İnternet dolandırıcıları ile karşılaştınız, ne yapmalısınız?

“Hacker’’ olarak tasvir ettiğimiz çeşitli yazılımlar ile teknik bilgisayar bilgisini suça konu eylemlerde kullanan failler sosyal medya hesaplarından yaptığımız alışverişleri kişisel verilerimize erişmek için kullandılar. Güvenilirliği yüksek alışveriş sitelerinin birer kopyasını yaparak bizleri kopya sayfaya çektiler ve kullandığımız internet IP‘si üzerinden kimlik bilgilerimize eriştiler ya da “çekiliş’’ adı altında belli meblağlar talep ettiler veya internet web siteleri üzerinden bedeli karşılığında yaptığımız alışverişlerde hiç beklemediğimiz “dolandırıcılık’’ faaliyetleri ile karşılaştık; ayakkabı sipariş ettik kargo kutusunun içerisinden salatalık çıktı... Bu örnekleri sayfalarca ard arda sıralayabiliriz, ancak sosyal medya dolandırıcılığı hususunda en yaygın görülen suç “Telefon aracılığı ile Banka ve Kredi Kartı bilgilerimize erişip, hesaplarımızı boşaltmak” yönünde oldu.

Failler, “POLİS, EMNİYET, SAVCILIK yahut BANKA gibi’’ güvenilirliği yüksek kurumların isimlerini kullanarak 0 ( 850 ) ........ 0 ( 440) ....... gibi operatör numaralarından seçtikleri kurbanlar ile iletişime geçtiler. “Bankamıza yaptığınız düzenli ödemeler ile hediye kazandınız, az önce yaptığınız market alışverişi ile tatil çekilişine katılmaya hak kazandınız, ya da adınız bir Terör Örgüt üyeliğine karışmış telefonunuza gönderdiğimiz SMS’i onaylamanız/gönderdiğimiz linke tıklamanız gerekiyor...’’ şeklinde beyanlar ile kurbanların zaaflarından faydalanarak kimlik bilgilerine ardından kredi kartı hesaplarına erişerek hesaplarını boşalttılar.
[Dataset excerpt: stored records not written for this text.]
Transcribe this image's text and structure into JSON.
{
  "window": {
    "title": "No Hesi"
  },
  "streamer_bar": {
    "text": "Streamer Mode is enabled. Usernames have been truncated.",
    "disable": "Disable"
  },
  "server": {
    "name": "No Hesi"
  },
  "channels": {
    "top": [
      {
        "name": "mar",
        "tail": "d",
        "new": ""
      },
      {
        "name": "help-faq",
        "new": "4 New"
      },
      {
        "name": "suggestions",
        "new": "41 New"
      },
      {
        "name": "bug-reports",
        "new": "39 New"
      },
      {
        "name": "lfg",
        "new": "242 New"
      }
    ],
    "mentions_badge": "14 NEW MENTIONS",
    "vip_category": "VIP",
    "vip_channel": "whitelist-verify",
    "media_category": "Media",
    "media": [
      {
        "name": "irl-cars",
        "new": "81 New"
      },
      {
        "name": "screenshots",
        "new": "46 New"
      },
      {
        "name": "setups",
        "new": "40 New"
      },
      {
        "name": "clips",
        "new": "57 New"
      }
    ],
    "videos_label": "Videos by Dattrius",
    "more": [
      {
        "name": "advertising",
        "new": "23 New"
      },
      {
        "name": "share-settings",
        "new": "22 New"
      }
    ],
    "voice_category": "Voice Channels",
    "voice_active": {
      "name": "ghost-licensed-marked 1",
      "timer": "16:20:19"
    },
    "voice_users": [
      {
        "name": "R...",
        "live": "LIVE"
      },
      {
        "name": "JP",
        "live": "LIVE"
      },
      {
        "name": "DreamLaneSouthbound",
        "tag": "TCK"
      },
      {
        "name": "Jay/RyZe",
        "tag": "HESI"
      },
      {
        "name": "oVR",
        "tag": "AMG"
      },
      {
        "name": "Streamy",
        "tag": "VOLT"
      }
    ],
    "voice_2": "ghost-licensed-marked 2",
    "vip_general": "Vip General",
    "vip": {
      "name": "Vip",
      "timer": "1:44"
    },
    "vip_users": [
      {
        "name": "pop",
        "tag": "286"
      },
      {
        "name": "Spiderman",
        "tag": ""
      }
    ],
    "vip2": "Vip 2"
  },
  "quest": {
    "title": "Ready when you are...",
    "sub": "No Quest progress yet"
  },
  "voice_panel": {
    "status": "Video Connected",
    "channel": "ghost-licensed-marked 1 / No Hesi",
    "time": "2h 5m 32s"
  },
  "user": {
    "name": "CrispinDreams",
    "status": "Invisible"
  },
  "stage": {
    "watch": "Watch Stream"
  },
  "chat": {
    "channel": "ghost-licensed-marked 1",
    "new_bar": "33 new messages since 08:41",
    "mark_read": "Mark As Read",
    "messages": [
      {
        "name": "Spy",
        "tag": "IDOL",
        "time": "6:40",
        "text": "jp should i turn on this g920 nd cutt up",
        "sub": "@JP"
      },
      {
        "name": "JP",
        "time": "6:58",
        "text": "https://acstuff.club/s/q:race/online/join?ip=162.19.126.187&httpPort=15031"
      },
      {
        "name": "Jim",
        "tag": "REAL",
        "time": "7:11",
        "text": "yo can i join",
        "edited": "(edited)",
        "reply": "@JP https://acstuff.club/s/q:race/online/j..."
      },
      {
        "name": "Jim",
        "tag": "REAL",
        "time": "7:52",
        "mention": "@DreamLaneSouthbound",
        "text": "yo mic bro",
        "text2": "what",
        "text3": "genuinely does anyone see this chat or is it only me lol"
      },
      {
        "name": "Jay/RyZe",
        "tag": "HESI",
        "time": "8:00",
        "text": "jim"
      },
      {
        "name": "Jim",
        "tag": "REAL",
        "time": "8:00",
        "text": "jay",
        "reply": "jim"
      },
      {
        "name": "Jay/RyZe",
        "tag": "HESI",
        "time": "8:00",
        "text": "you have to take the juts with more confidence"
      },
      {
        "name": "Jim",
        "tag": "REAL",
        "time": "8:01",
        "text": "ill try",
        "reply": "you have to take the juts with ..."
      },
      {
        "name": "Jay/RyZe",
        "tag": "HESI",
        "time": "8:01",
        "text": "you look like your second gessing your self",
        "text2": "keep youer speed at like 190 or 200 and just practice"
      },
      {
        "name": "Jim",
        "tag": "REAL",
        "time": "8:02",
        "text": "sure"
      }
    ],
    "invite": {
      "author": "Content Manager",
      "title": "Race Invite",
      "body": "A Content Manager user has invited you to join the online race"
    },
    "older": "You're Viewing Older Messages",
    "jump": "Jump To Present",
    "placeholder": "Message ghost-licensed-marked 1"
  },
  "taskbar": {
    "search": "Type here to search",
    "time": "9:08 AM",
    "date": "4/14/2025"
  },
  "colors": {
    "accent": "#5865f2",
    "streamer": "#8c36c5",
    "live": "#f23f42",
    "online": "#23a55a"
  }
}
Adli bilişimde “yemleme, oltalama, phishing’’ şeklinde adlandırdığımız yöntem ile kurbanlar faile kolayca inanarak kendilerini bir anda bir dolandırıcılık faaliyetinin başrolü olarak buldular.

Çoğu ilgili bankaya başvurdu ancak “Onay verdiğiniz için işleminizi iptal edemiyoruz’’ şeklindeki beyanlarla karşılaştılar. Durum gerçekten böyle mi? Dolandırılmış olsanız da ONAY’ı veren siz olduğunuz için sebep olmadığınız banka borcu külfetine katlanmak zorunda mısınız? Kesinlikle, HAYIR.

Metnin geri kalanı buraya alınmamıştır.